The tenant, a general surgeon, rented space on the second floor of a building owned by 1723718 Ontario Corp. (the “landlord”).  The lease specified a rent of $24,000 per year, and its term spanned from 2007 to January of 2010.  During the holidays in late December of 2008 the tenant’s office manager checked on the premises, and arrived to a very cold building with water-gushing sounds in the pipes. After she dialled for emergency assistance using the number she found on the alarm panel, the office manager was told that the building was no longer covered for such alarms because the landlord had not paid an outstanding bill. When the tenant returned to the office more than a week later in early January 2009, the alarm was still sounding, the gushing-water sounds were still audible, and there was a visibly-ruptured pipe in the boiler room, where the walls, ceiling and floor were covered in water. The tenant quickly found replacement premises and vacated shortly thereafter. He wrote to the landlord to advise that he was terminating the lease.  In response, the landlord sued, claiming breach of contact, and claimed for unpaid rent for the balance of the lease term.   In turn, the tenant then sued for fundamental breach of contract.
 
The court dismissed the landlord’s action, but the tenant’s action against the landlord was allowed.
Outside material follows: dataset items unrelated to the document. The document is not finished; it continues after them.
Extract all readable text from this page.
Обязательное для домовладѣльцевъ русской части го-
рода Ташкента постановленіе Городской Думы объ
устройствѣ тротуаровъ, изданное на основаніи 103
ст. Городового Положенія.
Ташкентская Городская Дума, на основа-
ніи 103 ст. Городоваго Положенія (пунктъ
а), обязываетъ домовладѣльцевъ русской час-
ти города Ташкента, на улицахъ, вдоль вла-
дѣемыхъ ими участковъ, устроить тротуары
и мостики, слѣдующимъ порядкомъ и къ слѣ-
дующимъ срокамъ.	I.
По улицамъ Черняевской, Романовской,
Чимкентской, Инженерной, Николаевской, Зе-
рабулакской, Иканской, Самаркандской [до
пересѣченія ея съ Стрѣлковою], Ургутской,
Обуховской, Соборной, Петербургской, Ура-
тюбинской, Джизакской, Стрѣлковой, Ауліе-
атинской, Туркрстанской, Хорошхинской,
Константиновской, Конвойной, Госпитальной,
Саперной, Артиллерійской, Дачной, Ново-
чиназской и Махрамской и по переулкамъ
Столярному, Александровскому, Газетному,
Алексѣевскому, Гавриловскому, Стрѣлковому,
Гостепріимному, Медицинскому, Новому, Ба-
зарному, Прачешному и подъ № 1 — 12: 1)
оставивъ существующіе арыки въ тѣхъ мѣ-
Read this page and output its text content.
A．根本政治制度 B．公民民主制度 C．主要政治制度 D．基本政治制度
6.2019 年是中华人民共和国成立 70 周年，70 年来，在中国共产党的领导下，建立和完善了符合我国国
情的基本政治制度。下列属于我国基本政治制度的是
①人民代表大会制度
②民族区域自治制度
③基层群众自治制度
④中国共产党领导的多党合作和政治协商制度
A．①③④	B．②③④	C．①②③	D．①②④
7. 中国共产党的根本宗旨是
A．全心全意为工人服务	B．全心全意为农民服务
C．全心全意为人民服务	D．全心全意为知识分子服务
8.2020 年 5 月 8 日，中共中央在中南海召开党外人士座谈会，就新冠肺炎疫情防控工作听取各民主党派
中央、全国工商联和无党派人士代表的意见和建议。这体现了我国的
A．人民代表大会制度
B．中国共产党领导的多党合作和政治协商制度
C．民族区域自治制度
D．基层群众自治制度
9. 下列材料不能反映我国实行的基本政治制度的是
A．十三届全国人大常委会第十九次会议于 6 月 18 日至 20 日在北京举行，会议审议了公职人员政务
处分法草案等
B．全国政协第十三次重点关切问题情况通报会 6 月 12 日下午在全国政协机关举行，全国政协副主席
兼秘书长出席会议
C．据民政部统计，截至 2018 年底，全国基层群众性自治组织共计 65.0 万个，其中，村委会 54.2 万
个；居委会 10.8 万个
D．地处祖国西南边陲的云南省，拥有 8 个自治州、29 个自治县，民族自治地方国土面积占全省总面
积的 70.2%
Under the circumstances, the tenant had the right to terminate the lease before the term had expired.  Upon early termination a landlord normally has the right to sue the tenant for unpaid rent for the balance of the term, but here the tenant had proven the landlord’s fundamental breach of the covenant to maintain and repair the heating system.  By this failure, the landlord had deprived the tenant of substantially the entire benefit of the lease, which the landlord knew was for the purposes of running a medical practice.  In making this finding, the court took into account that the landlord had not taken prompt steps to remedy the problem with the heat which, given the season of the year, required immediate attention. See 1723718 Ontario Corp. v. MacLeod, 2010 (ONSCJ).